Pour le reste, le texte ne pose pas de difficultés.
Le groupe Les Républicains votera ce projet de loi de ratification, tel qu’il a été modifié par notre commission. (Applaudissements sur les travées du groupe Les Républicains et du groupe Union Centriste. – M. Jean-Pierre Decool applaudit également.)
Mme la présidente. La parole est à M. François Patriat, pour le groupe La République En Marche.
M. François Patriat. Madame la présidente, madame la secrétaire d’État, monsieur le rapporteur général, monsieur le vice-président de la commission des affaires européennes, mes chers collègues, je reviendrai sur l’ensemble des arguments que j’ai entendus ce matin, mais je tiens à dire dès à présent que, pour notre part, nous soutenons, bien entendu, ce texte.

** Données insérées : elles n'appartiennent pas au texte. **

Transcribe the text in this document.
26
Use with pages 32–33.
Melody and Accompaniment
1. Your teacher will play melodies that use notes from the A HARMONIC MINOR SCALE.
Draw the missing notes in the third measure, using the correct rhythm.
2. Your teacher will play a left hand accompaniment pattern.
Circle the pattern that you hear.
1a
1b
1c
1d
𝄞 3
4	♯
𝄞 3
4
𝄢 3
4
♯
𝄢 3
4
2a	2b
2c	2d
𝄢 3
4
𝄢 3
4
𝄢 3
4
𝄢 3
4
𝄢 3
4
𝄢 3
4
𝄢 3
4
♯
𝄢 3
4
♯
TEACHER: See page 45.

Nous examinons aujourd’hui le projet de loi de ratification d’une ordonnance d’apparence technique, laquelle transpose la directive dite « DSP 2 », relative aux services de paiement dans le marché intérieur.
Ce texte est nécessaire, en premier lieu, parce qu’il régule une activité encore mal encadrée et qui correspond à une demande sociale.
Le premier apport de la directive est, en effet, de reconnaître de nouveaux acteurs qui interviennent entre les banques et leurs clients, qui rendent de nouveaux services et qui facilitent les paiements. Il s’agit des agrégateurs de comptes, utiles pour les particuliers que nous sommes comme pour les entreprises, auxquels ils offrent un accès pédagogique à leurs informations financières. Le client de ces services a ainsi une vision consolidée de ses comptes sur une seule interface.
Il s’agit aussi des initiateurs de paiement, dont l’activité d’intermédiaire doit permettre de fluidifier la réalisation des virements. Ce service est très développé en Allemagne, où le paiement en ligne par carte est moins naturel.
En reconnaissant ces activités, madame la secrétaire d’État, la directive renforce les garanties pour les usagers : elle impose une couverture par une assurance de responsabilité civile professionnelle, mais elle durcit aussi les conditions d’agrément et de supervision des établissements de paiement. Les pouvoirs des superviseurs, comme l’Autorité de contrôle prudentiel et de résolution, en France, sont élargis.
La directive renforce également la supervision transfrontalière des établissements de paiement : elle prévoit un mécanisme d’échange d’informations entre les autorités de supervision et accroît les échanges dans le cadre de la surveillance des établissements de paiement. Elle permet ainsi de lutter contre le risque de forum shopping.
Enfin, elle élève les standards de sécurité pour les transactions, notamment en généralisant l’authentification forte, système qui combine plusieurs facteurs d’authentification, pour les transactions en ligne.
Au total, la directive accompagne une évolution sociale et technologique, réglemente un secteur qui se développe et harmonise la réglementation.
Nous pouvons nous enorgueillir que la France fasse le choix d’une transposition rapide pour se positionner en leader sur le marché des agrégateurs.
Au reste, cette transposition rapide se fait sans surtransposition, comme l’ont noté tant la commission des affaires européennes que la commission des finances.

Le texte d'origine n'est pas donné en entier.